Alcohol is produced in the normal chemical reactions of the stomach and can be found in every part of the body, even in the brain of a total abstainer.
It is formed, not as a toxic inimical to life, but as a substance indispensable to vital processes.
To illustrate prohibition's utter folly and danger it is only necessary to point out that a sudden change of diet or the omission of an essential element, especially in advanced years, may induce high blood pressures, cause malnutrition or otherwise imperil life. When the Volstead act became a law I realized that, accustomed as I was to alcohol, it would be very difficult for me to break off. Only a few days of abstinence made me a very sick man and my health became precarious. Finally, after several months of suffering, little by little I gained and ever since have been a total abstainer.
If an attempt is made to enforce such a law as prohibition and thereby subject a citizen to suffering, danger and possible loss of life he or his relatives should be entitled to substantial reparation and these suits once begun would soon exhaust the treasury.
The Volstead act put the country into panic and unprecedented distress. This is but an unavoidable result of depriving the nation of a revenue of about $200,000,000 a year and compelling it besides to pay to bootleggers nearly twice that sum annually. The tyrannical rule is killing business in some of its most important departments. The hotels and similar institutions are being rapidly forced to the wall.
I remember that in Austria a law compelled every community to keep fires going in the streets during an epidemic of cholera.

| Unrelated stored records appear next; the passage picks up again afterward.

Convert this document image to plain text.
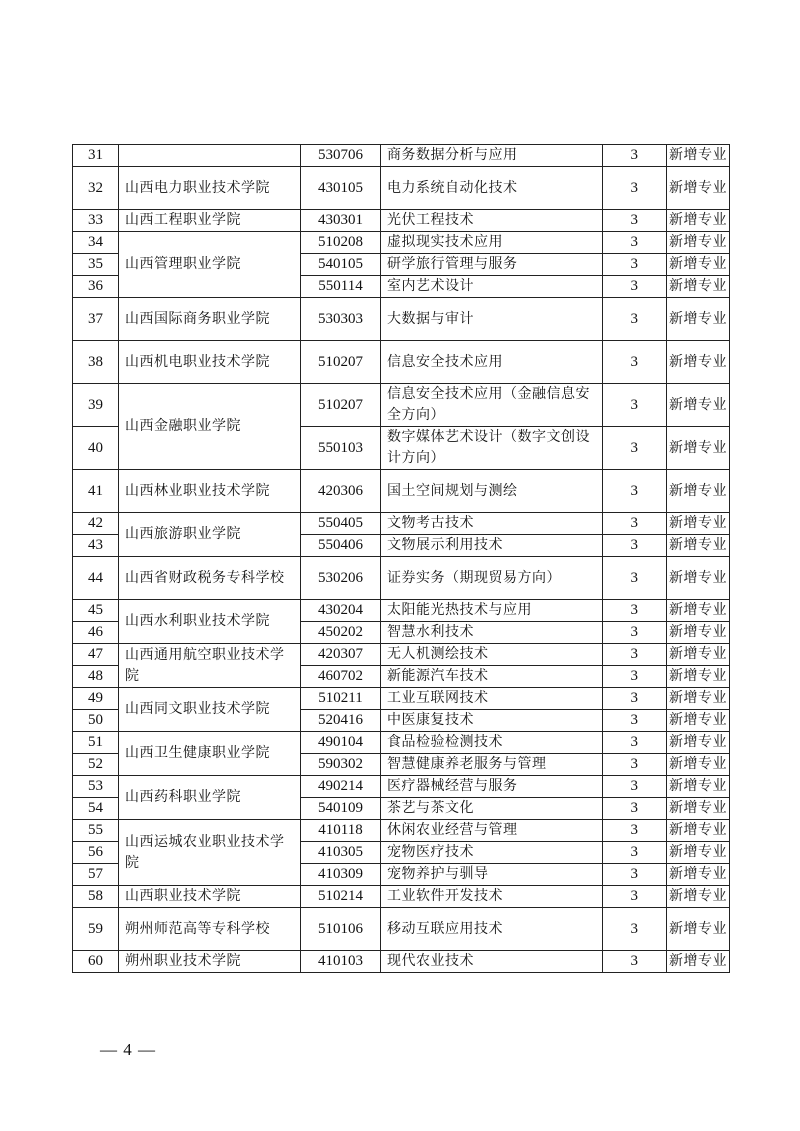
31		530706	商务数据分析与应用	3	新增专业
32	山西电力职业技术学院	430105	电力系统自动化技术	3	新增专业
33	山西工程职业学院	430301	光伏工程技术	3	新增专业
34	山西管理职业学院	510208	虚拟现实技术应用	3	新增专业
35		540105	研学旅行管理与服务	3	新增专业
36		550114	室内艺术设计	3	新增专业
37	山西国际商务职业学院	530303	大数据与审计	3	新增专业
38	山西机电职业技术学院	510207	信息安全技术应用	3	新增专业
39	山西金融职业学院	510207	信息安全技术应用（金融信息安全方向）	3	新增专业
40		550103	数字媒体艺术设计（数字文创设计方向）	3	新增专业
41	山西林业职业技术学院	420306	国土空间规划与测绘	3	新增专业
42	山西旅游职业学院	550405	文物考古技术	3	新增专业
43		550406	文物展示利用技术	3	新增专业
44	山西省财政税务专科学校	530206	证券实务（期现贸易方向）	3	新增专业
45	山西水利职业技术学院	430204	太阳能光热技术与应用	3	新增专业
46		450202	智慧水利技术	3	新增专业
47	山西通用航空职业技术学院	420307	无人机测绘技术	3	新增专业
48		460702	新能源汽车技术	3	新增专业
49	山西同文职业技术学院	510211	工业互联网技术	3	新增专业
50		520416	中医康复技术	3	新增专业
51	山西卫生健康职业学院	490104	食品检验检测技术	3	新增专业
52		590302	智慧健康养老服务与管理	3	新增专业
53	山西药科职业学院	490214	医疗器械经营与服务	3	新增专业
54		540109	茶艺与茶文化	3	新增专业
55	山西运城农业职业技术学院	410118	休闲农业经营与管理	3	新增专业
56		410305	宠物医疗技术	3	新增专业
57		410309	宠物养护与驯导	3	新增专业
58	山西职业技术学院	510214	工业软件开发技术	3	新增专业
59	朔州师范高等专科学校	510106	移动互联应用技术	3	新增专业
60	朔州职业技术学院	410103	现代农业技术	3	新增专业
— 4 —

In the seventies when I myself contracted the disease all the streets of the city were filled with smoke and stench. Nevertheless the inhabitants died in heaps. Prohibition affords a parallel case. It was passed by legislators unacquainted with vital facts of life out of their own sphere. In imposing this measure the legislative bodies have evidently exceeded their authority. Under such circumstance I fail to see why a repeal should be required. Nothing more need be done than to forget the law and so permit it to pass to a state of innocuous desuetude.